National and International Cooperation
- Throughout 2022, the Authority issued 43 news items on its website and 26 external communications, providing a synopsis of various updates and developments at the Authority and across the industry.
- A total of 224 alerts were sent to the industry, 167 of which were also sent to the appropriate Sports Governing Bodies.
- A total of 44 requests for information specifically relating to the manipulation of sports competitions or breaches in sports rules were submitted by enforcement agencies, sport governing bodies, integrity units, and other regulatory bodies. As a result of such requests, data was exchanged in 25 instances. Additionally, a total of 475 suspicious betting reports from licensees and other concerned parties were received.
- During the period under review, the Authority was a direct participant in 15 different investigations across the globe relating to the manipulation of sports competitions or breaches in sports rules, as well as an indirect participant in 3 such investigations.
- The Authority received a total of 83 international cooperation requests from other regulators and sent 97 such requests, with the majority referring to requests for background checks as part of an authorisation process.
- A total of 177 official replies were issued providing feedback on the regulatory good standing of our licensed operators to the relevant authorities asking for this information.
- The MGA works together with other local regulating authorities and governing bodies. This is reflected through responses furnished by the MGA to requests for information made by the Asset Recovery Bureau (ARB), the FIAU, as well as the MPF on the gaming sector. Additionally, the relevant information is provided to the Sanctions Monitoring Board (SMB) to assist in issuing penalties in instances of non-compliance with sanctions screening obligations.

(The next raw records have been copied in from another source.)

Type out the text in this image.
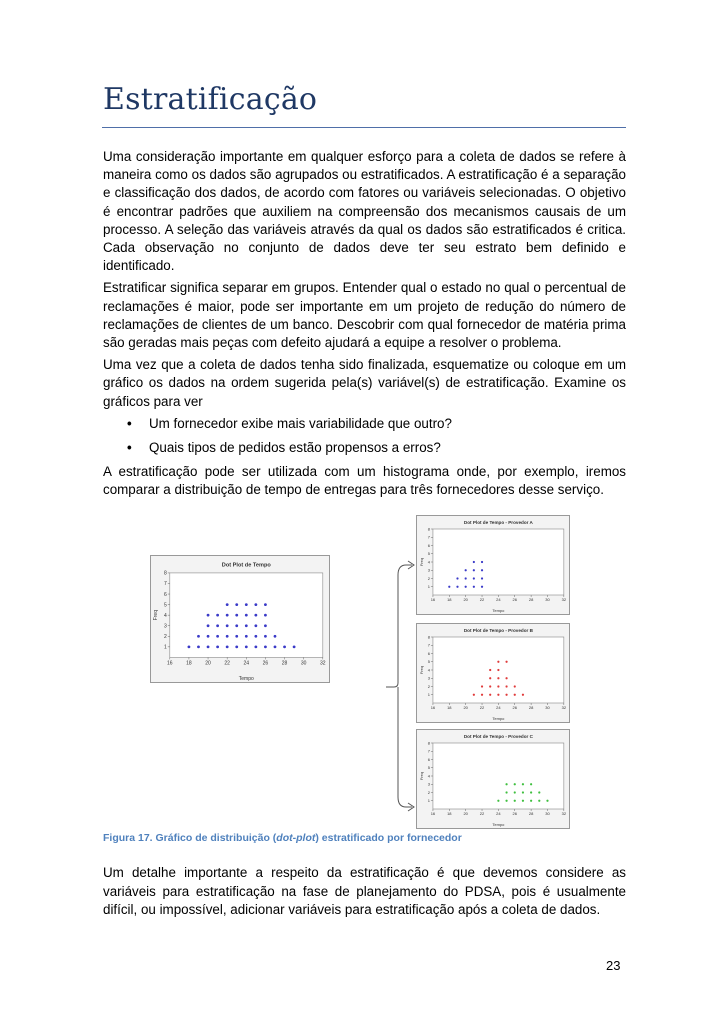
Estratificação

Uma consideração importante em qualquer esforço para a coleta de dados se refere à maneira como os dados são agrupados ou estratificados. A estratificação é a separação e classificação dos dados, de acordo com fatores ou variáveis selecionadas. O objetivo é encontrar padrões que auxiliem na compreensão dos mecanismos causais de um processo. A seleção das variáveis através da qual os dados são estratificados é critica. Cada observação no conjunto de dados deve ter seu estrato bem definido e identificado.

Estratificar significa separar em grupos. Entender qual o estado no qual o percentual de reclamações é maior, pode ser importante em um projeto de redução do número de reclamações de clientes de um banco. Descobrir com qual fornecedor de matéria prima são geradas mais peças com defeito ajudará a equipe a resolver o problema.

Uma vez que a coleta de dados tenha sido finalizada, esquematize ou coloque em um gráfico os dados na ordem sugerida pela(s) variável(s) de estratificação. Examine os gráficos para ver

• Um fornecedor exibe mais variabilidade que outro?
• Quais tipos de pedidos estão propensos a erros?

A estratificação pode ser utilizada com um histograma onde, por exemplo, iremos comparar a distribuição de tempo de entregas para três fornecedores desse serviço.

Dot Plot de Tempo
16	18	20	22	24	26	28	30	32
1
2
3
4
5
6
7
8
Tempo
Freq
Dot Plot de Tempo - Provedor A
16	18	20	22	24	26	28	30	32
1
2
3
4
5
6
7
8
Tempo
Freq
Dot Plot de Tempo - Provedor B
16	18	20	22	24	26	28	30	32
1
2
3
4
5
6
7
8
Tempo
Freq
Dot Plot de Tempo - Provedor C
16	18	20	22	24	26	28	30	32
1
2
3
4
5
6
7
8
Tempo
Freq
Figura 17. Gráfico de distribuição (dot-plot) estratificado por fornecedor

Um detalhe importante a respeito da estratificação é que devemos considere as variáveis para estratificação na fase de planejamento do PDSA, pois é usualmente difícil, ou impossível, adicionar variáveis para estratificação após a coleta de dados.

23
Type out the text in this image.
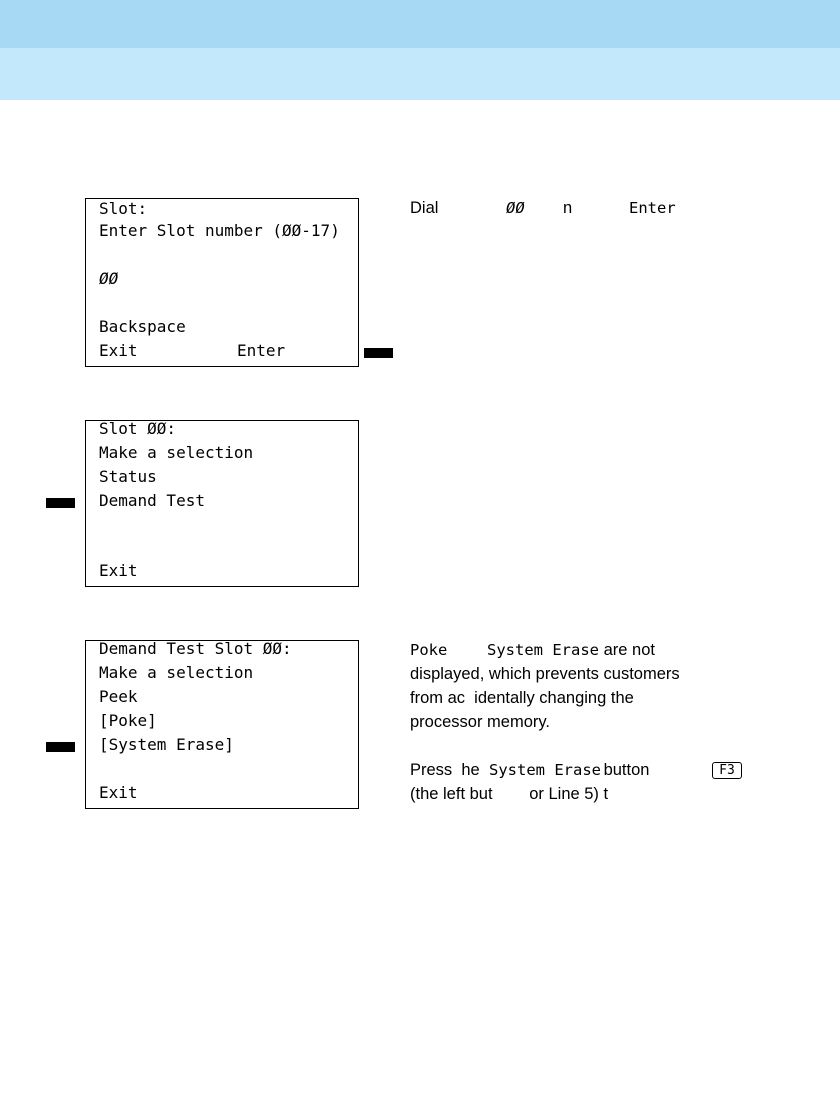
Slot:
Enter Slot number (ØØ-17)
ØØ
Backspace
Exit	Enter
Dial	ØØ n	Enter
Slot ØØ:
Make a selection
Status
Demand Test
Exit
Demand Test Slot ØØ:
Make a selection
Peek
[Poke]
[System Erase]
Exit
Poke	System Erase are not
displayed, which prevents customers
from ac  identally changing the
processor memory.
Press  he System Erase
button	F3
(the left but        or Line 5) t
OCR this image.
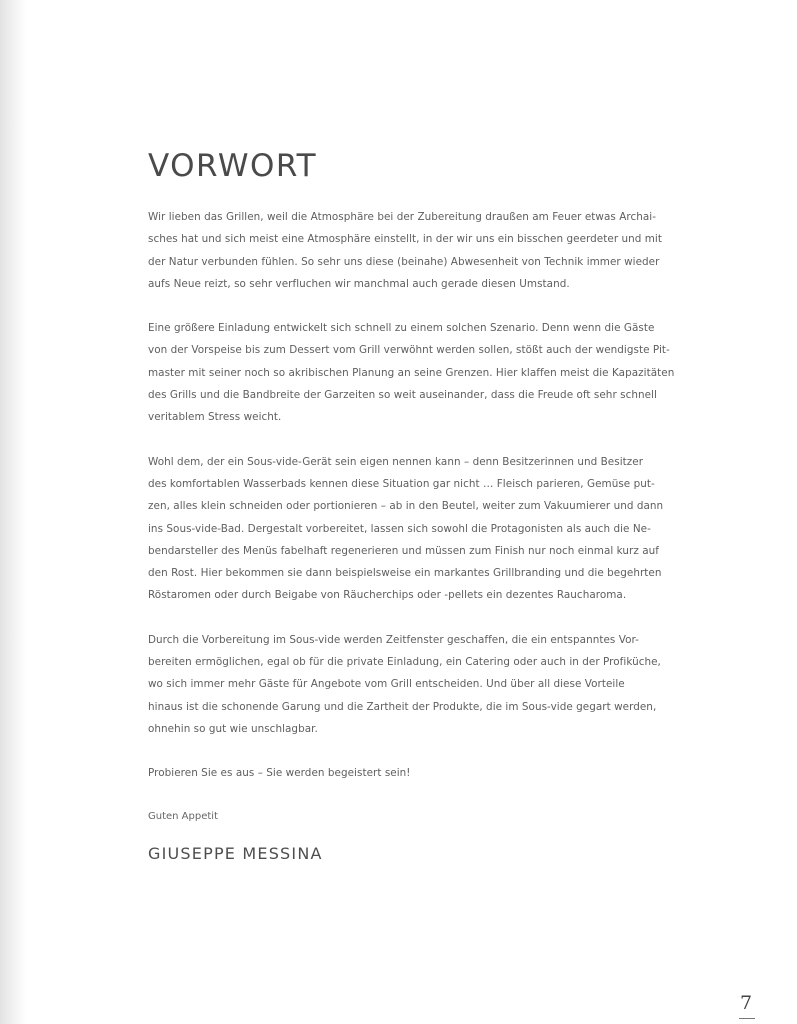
VORWORT
Wir lieben das Grillen, weil die Atmosphäre bei der Zubereitung draußen am Feuer etwas Archai-
sches hat und sich meist eine Atmosphäre einstellt, in der wir uns ein bisschen geerdeter und mit
der Natur verbunden fühlen. So sehr uns diese (beinahe) Abwesenheit von Technik immer wieder
aufs Neue reizt, so sehr verfluchen wir manchmal auch gerade diesen Umstand.
Eine größere Einladung entwickelt sich schnell zu einem solchen Szenario. Denn wenn die Gäste
von der Vorspeise bis zum Dessert vom Grill verwöhnt werden sollen, stößt auch der wendigste Pit-
master mit seiner noch so akribischen Planung an seine Grenzen. Hier klaffen meist die Kapazitäten
des Grills und die Bandbreite der Garzeiten so weit auseinander, dass die Freude oft sehr schnell
veritablem Stress weicht.
Wohl dem, der ein Sous-vide-Gerät sein eigen nennen kann – denn Besitzerinnen und Besitzer
des komfortablen Wasserbads kennen diese Situation gar nicht … Fleisch parieren, Gemüse put-
zen, alles klein schneiden oder portionieren – ab in den Beutel, weiter zum Vakuumierer und dann
ins Sous-vide-Bad. Dergestalt vorbereitet, lassen sich sowohl die Protagonisten als auch die Ne-
bendarsteller des Menüs fabelhaft regenerieren und müssen zum Finish nur noch einmal kurz auf
den Rost. Hier bekommen sie dann beispielsweise ein markantes Grillbranding und die begehrten
Röstaromen oder durch Beigabe von Räucherchips oder -pellets ein dezentes Raucharoma.
Durch die Vorbereitung im Sous-vide werden Zeitfenster geschaffen, die ein entspanntes Vor-
bereiten ermöglichen, egal ob für die private Einladung, ein Catering oder auch in der Profiküche,
wo sich immer mehr Gäste für Angebote vom Grill entscheiden. Und über all diese Vorteile
hinaus ist die schonende Garung und die Zartheit der Produkte, die im Sous-vide gegart werden,
ohnehin so gut wie unschlagbar.
Probieren Sie es aus – Sie werden begeistert sein!
Guten Appetit
GIUSEPPE MESSINA
7
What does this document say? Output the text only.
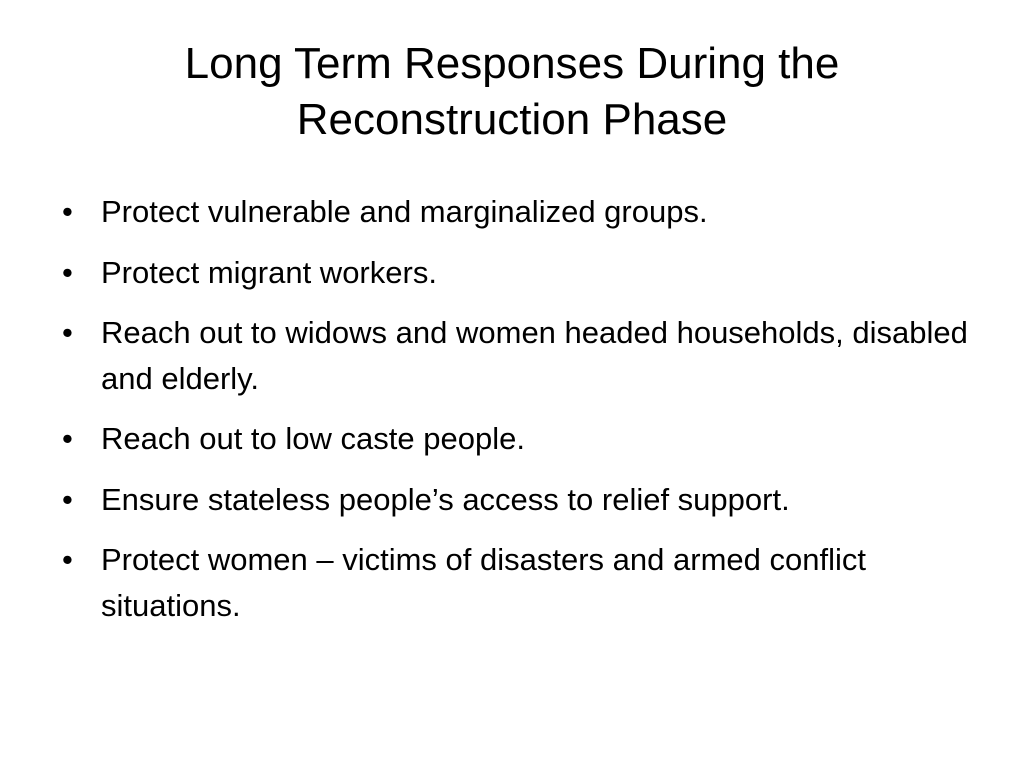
Long Term Responses During the
Reconstruction Phase
• Protect vulnerable and marginalized groups.
• Protect migrant workers.
• Reach out to widows and women headed households, disabled and elderly.
• Reach out to low caste people.
• Ensure stateless people’s access to relief support.
• Protect women – victims of disasters and armed conflict situations.
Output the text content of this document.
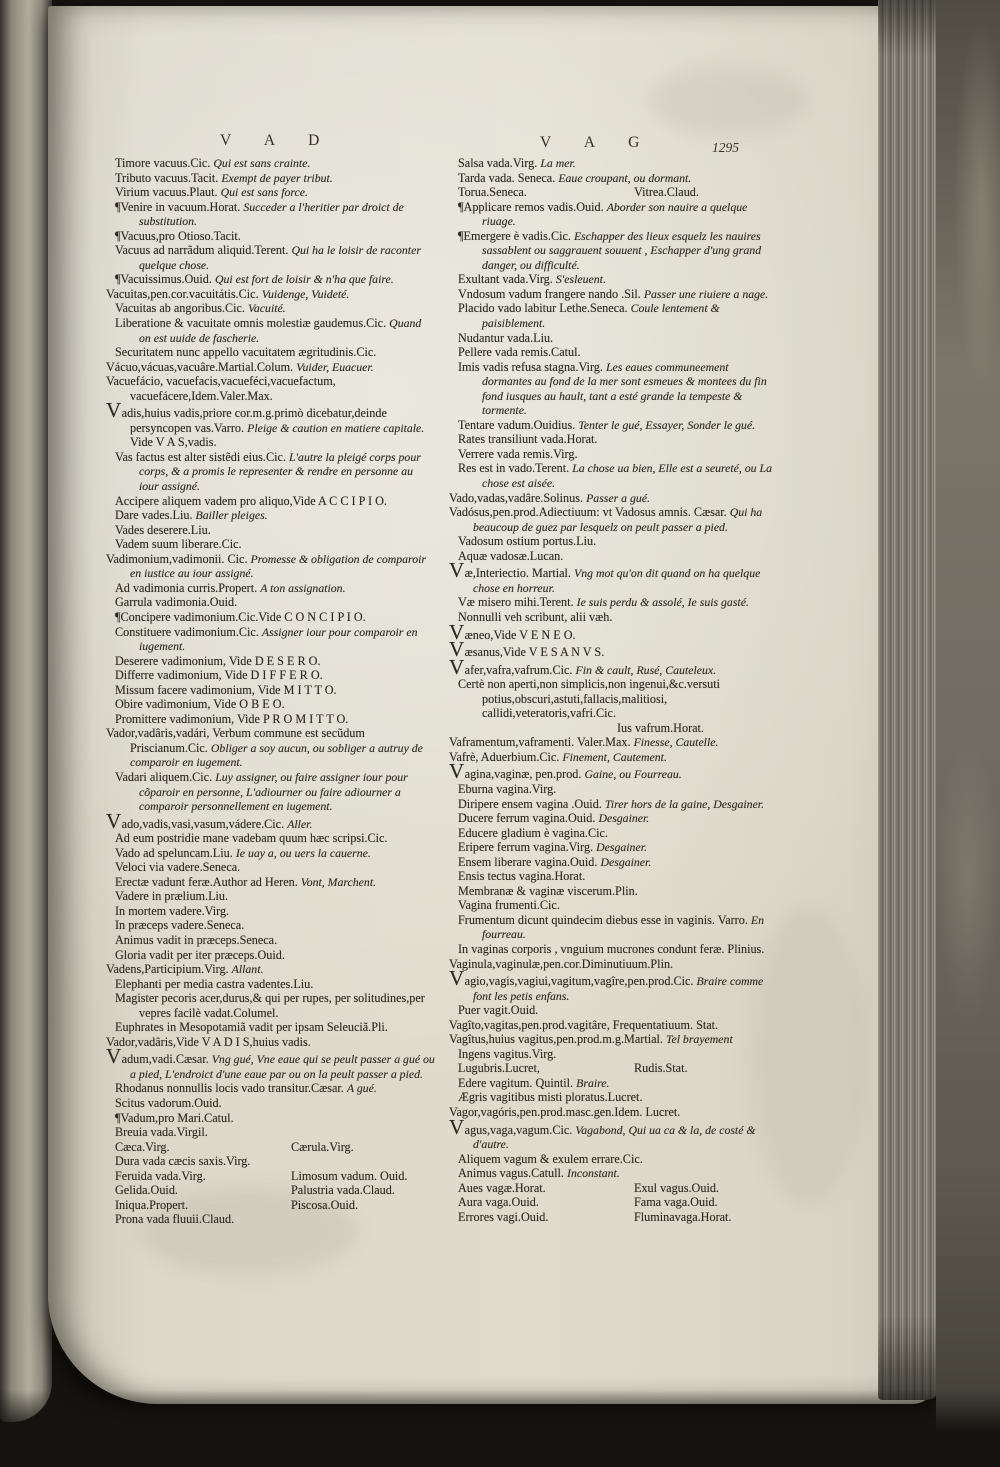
V A D	V A G	1295

Timore vacuus.Cic. Qui est sans crainte.

Tributo vacuus.Tacit. Exempt de payer tribut.

Virium vacuus.Plaut. Qui est sans force.

¶Venire in vacuum.Horat. Succeder a l'heritier par droict de substitution.

¶Vacuus,pro Otioso.Tacit.

Vacuus ad narrãdum aliquid.Terent. Qui ha le loisir de raconter quelque chose.

¶Vacuissimus.Ouid. Qui est fort de loisir & n'ha que faire.

Vacuitas,pen.cor.vacuitátis.Cic. Vuidenge, Vuideté.

Vacuitas ab angoribus.Cic. Vacuité.

Liberatione & vacuitate omnis molestiæ gaudemus.Cic. Quand on est uuide de fascherie.

Securitatem nunc appello vacuitatem ægritudinis.Cic.

Vácuo,vácuas,vacuâre.Martial.Colum. Vuider, Euacuer.

Vacuefácio, vacuefacis,vacueféci,vacuefactum, vacuefácere,Idem.Valer.Max.

Vadis,huius vadis,priore cor.m.g.primò dicebatur,deinde persyncopen vas.Varro. Pleige & caution en matiere capitale. Vide V A S,vadis.

Vas factus est alter sistẽdi eius.Cic. L'autre la pleigé corps pour corps, & a promis le representer & rendre en personne au iour assigné.

Accipere aliquem vadem pro aliquo,Vide A C C I P I O.

Dare vades.Liu. Bailler pleiges.

Vades deserere.Liu.

Vadem suum liberare.Cic.

Vadimonium,vadimonii. Cic. Promesse & obligation de comparoir en iustice au iour assigné.

Ad vadimonia curris.Propert. A ton assignation.

Garrula vadimonia.Ouid.

¶Concipere vadimonium.Cic.Vide C O N C I P I O.

Constituere vadimonium.Cic. Assigner iour pour comparoir en iugement.

Deserere vadimonium, Vide D E S E R O.

Differre vadimonium, Vide D I F F E R O.

Missum facere vadimonium, Vide M I T T O.

Obire vadimonium, Vide O B E O.

Promittere vadimonium, Vide P R O M I T T O.

Vador,vadâris,vadári, Verbum commune est secũdum Priscianum.Cic. Obliger a soy aucun, ou sobliger a autruy de comparoir en iugement.

Vadari aliquem.Cic. Luy assigner, ou faire assigner iour pour cõparoir en personne, L'adiourner ou faire adiourner a comparoir personnellement en iugement.

Vado,vadis,vasi,vasum,vádere.Cic. Aller.

Ad eum postridie mane vadebam quum hæc scripsi.Cic.

Vado ad speluncam.Liu. Ie uay a, ou uers la cauerne.

Veloci via vadere.Seneca.

Erectæ vadunt feræ.Author ad Heren. Vont, Marchent.

Vadere in prælium.Liu.

In mortem vadere.Virg.

In præceps vadere.Seneca.

Animus vadit in præceps.Seneca.

Gloria vadit per iter præceps.Ouid.

Vadens,Participium.Virg. Allant.

Elephanti per media castra vadentes.Liu.

Magister pecoris acer,durus,& qui per rupes, per solitudines,per vepres facilè vadat.Columel.

Euphrates in Mesopotamiã vadit per ipsam Seleuciã.Pli.

Vador,vadâris,Vide V A D I S,huius vadis.

Vadum,vadi.Cæsar. Vng gué, Vne eaue qui se peult passer a gué ou a pied, L'endroict d'une eaue par ou on la peult passer a pied.

Rhodanus nonnullis locis vado transitur.Cæsar. A gué.

Scitus vadorum.Ouid.

¶Vadum,pro Mari.Catul.

Breuia vada.Virgil.

Cæca.Virg.	Cærula.Virg.

Dura vada cæcis saxis.Virg.

Feruida vada.Virg.	Limosum vadum. Ouid.

Gelida.Ouid.	Palustria vada.Claud.

Iniqua.Propert.	Piscosa.Ouid.

Prona vada fluuii.Claud.

Salsa vada.Virg. La mer.

Tarda vada. Seneca. Eaue croupant, ou dormant.

Torua.Seneca.	Vitrea.Claud.

¶Applicare remos vadis.Ouid. Aborder son nauire a quelque riuage.

¶Emergere è vadis.Cic. Eschapper des lieux esquelz les nauires sassablent ou saggrauent souuent , Eschapper d'ung grand danger, ou difficulté.

Exultant vada.Virg. S'esleuent.

Vndosum vadum frangere nando .Sil. Passer une riuiere a nage.

Placido vado labitur Lethe.Seneca. Coule lentement & paisiblement.

Nudantur vada.Liu.

Pellere vada remis.Catul.

Imis vadis refusa stagna.Virg. Les eaues communeement dormantes au fond de la mer sont esmeues & montees du fin fond iusques au hault, tant a esté grande la tempeste & tormente.

Tentare vadum.Ouidius. Tenter le gué, Essayer, Sonder le gué.

Rates transiliunt vada.Horat.

Verrere vada remis.Virg.

Res est in vado.Terent. La chose ua bien, Elle est a seureté, ou La chose est aisée.

Vado,vadas,vadâre.Solinus. Passer a gué.

Vadósus,pen.prod.Adiectiuum: vt Vadosus amnis. Cæsar. Qui ha beaucoup de guez par lesquelz on peult passer a pied.

Vadosum ostium portus.Liu.

Aquæ vadosæ.Lucan.

Væ,Interiectio. Martial. Vng mot qu'on dit quand on ha quelque chose en horreur.

Væ misero mihi.Terent. Ie suis perdu & assolé, Ie suis gasté.

Nonnulli veh scribunt, alii væh.

Væneo,Vide V E N E O.

Væsanus,Vide V E S A N V S.

Vafer,vafra,vafrum.Cic. Fin & cault, Rusé, Cauteleux.

Certè non aperti,non simplicis,non ingenui,&c.versuti potius,obscuri,astuti,fallacis,malitiosi, callidi,veteratoris,vafri.Cic.

Ius vafrum.Horat.

Vaframentum,vaframenti. Valer.Max. Finesse, Cautelle.

Vafrè, Aduerbium.Cic. Finement, Cautement.

Vagina,vaginæ, pen.prod. Gaine, ou Fourreau.

Eburna vagina.Virg.

Diripere ensem vagina .Ouid. Tirer hors de la gaine, Desgainer.

Ducere ferrum vagina.Ouid. Desgainer.

Educere gladium è vagina.Cic.

Eripere ferrum vagina.Virg. Desgainer.

Ensem liberare vagina.Ouid. Desgainer.

Ensis tectus vagina.Horat.

Membranæ & vaginæ viscerum.Plin.

Vagina frumenti.Cic.

Frumentum dicunt quindecim diebus esse in vaginis. Varro. En fourreau.

In vaginas corporis , vnguium mucrones condunt feræ. Plinius.

Vaginula,vaginulæ,pen.cor.Diminutiuum.Plin.

Vagio,vagis,vagiui,vagitum,vagîre,pen.prod.Cic. Braire comme font les petis enfans.

Puer vagit.Ouid.

Vagîto,vagitas,pen.prod.vagitâre, Frequentatiuum. Stat.

Vagîtus,huius vagitus,pen.prod.m.g.Martial. Tel brayement

Ingens vagitus.Virg.

Lugubris.Lucret,	Rudis.Stat.

Edere vagitum. Quintil. Braire.

Ægris vagitibus misti ploratus.Lucret.

Vagor,vagóris,pen.prod.masc.gen.Idem. Lucret.

Vagus,vaga,vagum.Cic. Vagabond, Qui ua ca & la, de costé & d'autre.

Aliquem vagum & exulem errare.Cic.

Animus vagus.Catull. Inconstant.

Aues vagæ.Horat.	Exul vagus.Ouid.

Aura vaga.Ouid.	Fama vaga.Ouid.

Errores vagi.Ouid.	Fluminavaga.Horat.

In publishing this report, the CEO, Dr Carl Brincat said: “This report is testament to our collective efforts in promoting a fair and sustainable gaming ecosystem. Through proactive measures and leaner regulation processes, we strive to ensure a level playing field that nurtures innovation while safeguarding against any potential risks.
“As the global gaming landscape evolves, our role becomes even more critical. We embrace this responsibility with utmost determination, working tirelessly to stay ahead of emerging trends, technologies, and challenges. We remain steadfast in our pursuit of robust frameworks that inspire confidence, protect vulnerable individuals and render Malta the home for gaming operators of good will.”